Introduction¶
The next sections of this document are going to list all the data products that are generated an used by the SGS pipeline. They are clearly not meant to be read one after the other, but rather to serve as a reference to the reader/user in search of information on a particular product. However, we feel important to provide here some elements that will help understanding the method use to produce and maintain this document, and its organization principles.
First this document is intended to exist in synchronization with the Euclid Common Data Model, which is at the centrer of the code development for the SGS system. Therefore the document itself is structured as the data model. This structure is obviously very close to the organizational structure of the SGS, and therefore the OUs feature prominently in the next section. To these the data model add three important elements:
LE1 is the processing function in charge of transforming the raw telemetry coming from the satellite into data productst that will enter the Euclid pipeline, through the VIS and NIR OU. This PF runs on the SOC computing infrastructure, and is a function integrated by the SOC, but made of code elements provided by the VIS and NIR OUs.
DQCT is that Data Quality Common Tools group, a group in the SGS that develop specific functions aims at informing on data products quality, functions that can be integrated in the main PFs of the pipeline.
OSS is the Operational Sky Survey. This is the data prodiuct describing the observations actually performed by Euclid. It is generated by SOC from the Reference Survey Definition prepared by the ECSURV group.
Then each section will follow a common (and thus repetitive) format: first an introduction to the processing function and its product. The purpose of these introductions is to provide the general structure of the processing function itself, so that the following data products can be understood in their context. These introduction are not meant to replace the detailed documentations produced by the OU themselves about their processing functions. Interested readers are referred to the Requirements Specification Document, Software Design Document, Validation Plan and Software Test Specification of each OU for this information. If need be, RD6 (see Related documents) can be consulted for a deeper overview.
Links to these documents should be welcome in the DPDD so that the reader could have a single access to any information, as made in LSST PDDD
Following these introductions, all the data product found in the corresponding section of the data model will be presented, each on its own section, as a sort of identity card. The name of these sections extracted from the data model schema file. It is not meant to be simple or complex, it is meant to allow a 1:1 matching between the content of a directory on the data model, and the content of a section in the DPDD. Only this can we build automated systems to verify the synchronization between the two data sets.
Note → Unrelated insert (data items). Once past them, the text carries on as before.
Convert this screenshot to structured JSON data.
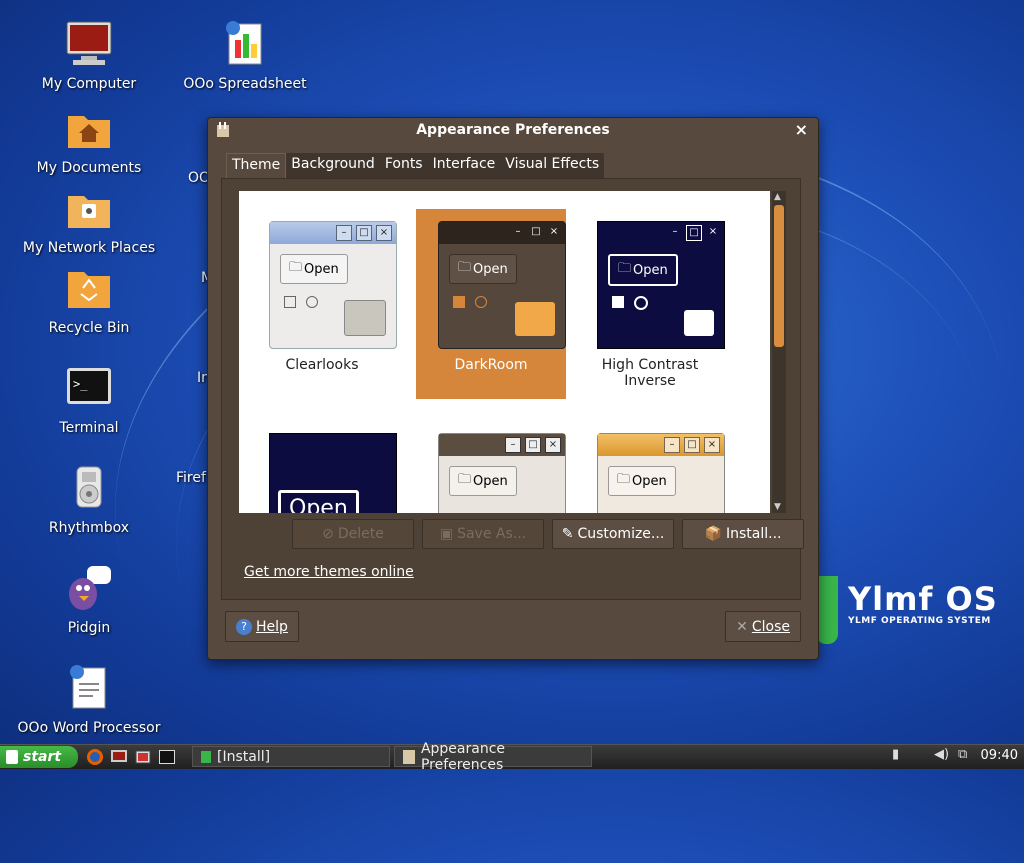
{
  "desktop": {
    "icons": [
      {
        "name": "my-computer",
        "label": "My Computer"
      },
      {
        "name": "ooo-spreadsheet",
        "label": "OOo Spreadsheet"
      },
      {
        "name": "my-documents",
        "label": "My Documents"
      },
      {
        "name": "my-network-places",
        "label": "My Network Places"
      },
      {
        "name": "recycle-bin",
        "label": "Recycle Bin"
      },
      {
        "name": "terminal",
        "label": "Terminal"
      },
      {
        "name": "rhythmbox",
        "label": "Rhythmbox"
      },
      {
        "name": "pidgin",
        "label": "Pidgin"
      },
      {
        "name": "ooo-word-processor",
        "label": "OOo Word Processor"
      }
    ],
    "partial_labels": [
      "OO",
      "M",
      "In",
      "Firef"
    ],
    "brand": {
      "title": "Ylmf OS",
      "subtitle": "YLMF OPERATING SYSTEM"
    }
  },
  "window": {
    "title": "Appearance Preferences",
    "close_glyph": "×",
    "tabs": [
      "Theme",
      "Background",
      "Fonts",
      "Interface",
      "Visual Effects"
    ],
    "active_tab": "Theme",
    "themes": [
      {
        "label": "Clearlooks",
        "selected": false
      },
      {
        "label": "DarkRoom",
        "selected": true
      },
      {
        "label": "High Contrast Inverse",
        "selected": false
      },
      {
        "label": "",
        "selected": false
      },
      {
        "label": "",
        "selected": false
      },
      {
        "label": "",
        "selected": false
      }
    ],
    "preview_open_label": "Open",
    "buttons": {
      "delete": "Delete",
      "save_as": "Save As...",
      "customize": "Customize...",
      "install": "Install..."
    },
    "link": "Get more themes online",
    "help": "Help",
    "close": "Close"
  },
  "taskbar": {
    "start": "start",
    "tasks": [
      "[Install]",
      "Appearance Preferences"
    ],
    "clock": "09:40"
  },
  "colors": {
    "accent": "#d6863a",
    "window_bg": "#57493d",
    "desktop": "#1d4fb8"
  }
}
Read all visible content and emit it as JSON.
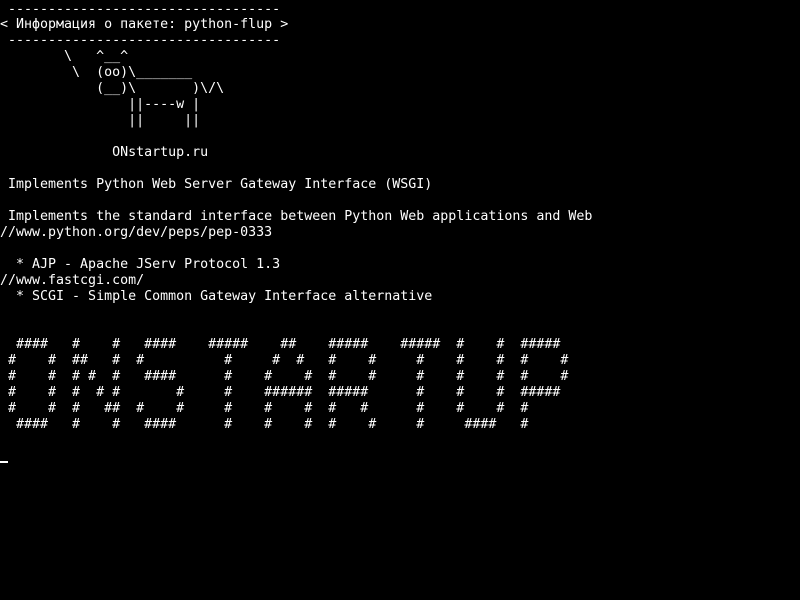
{
  "terminal": {
    "background": "#000000",
    "foreground": "#ffffff",
    "lines": [
      " ----------------------------------",
      "< Информация о пакете: python-flup >",
      " ----------------------------------",
      "        \\   ^__^",
      "         \\  (oo)\\_______",
      "            (__)\\       )\\/\\",
      "                ||----w |",
      "                ||     ||",
      "",
      "              ONstartup.ru",
      "",
      " Implements Python Web Server Gateway Interface (WSGI)",
      "",
      " Implements the standard interface between Python Web applications and Web",
      "//www.python.org/dev/peps/pep-0333",
      "",
      "  * AJP - Apache JServ Protocol 1.3",
      "//www.fastcgi.com/",
      "  * SCGI - Simple Common Gateway Interface alternative",
      "",
      "",
      "  ####   #    #   ####    #####    ##    #####    #####  #    #  #####",
      " #    #  ##   #  #          #     #  #   #    #     #    #    #  #    #",
      " #    #  # #  #   ####      #    #    #  #    #     #    #    #  #    #",
      " #    #  #  # #       #     #    ######  #####      #    #    #  #####",
      " #    #  #   ##  #    #     #    #    #  #   #      #    #    #  #",
      "  ####   #    #   ####      #    #    #  #    #     #     ####   #"
    ]
  }
}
Think we should provide here to the custodian a kind of dpd filtering mechanism as some products are either infra products or fake products used for simulation/validation, does it make sense in the DPDD to refer to DpdExtConfigurationSet, DpdExtGaiaCutout, DpdExtSuperTile, DpdExtValidationxxx,…DpdMerMachineLearningModel, DpdValidationRequirements, DpdVisFileContainer, DpdAuxdataFiles.. that have very few definitions and not very meaningfull or with added values for the readers , should we refer all the calibration data products ??
We now detail the structure of these data product cards:
Data product name: this is extracted from the name of the schema file, so indeed there is a repetition with the card’s name. The content of this section is automatically generated and used to implement the synchronization mechanism.
To give some precisions here for any custodian and to provide here the cooking recipe : this name should be something like:DpdXXXyyyy
Data product custodian: this is the name of the folder in the data model where this product’s schema file is found. This is also automatically generated.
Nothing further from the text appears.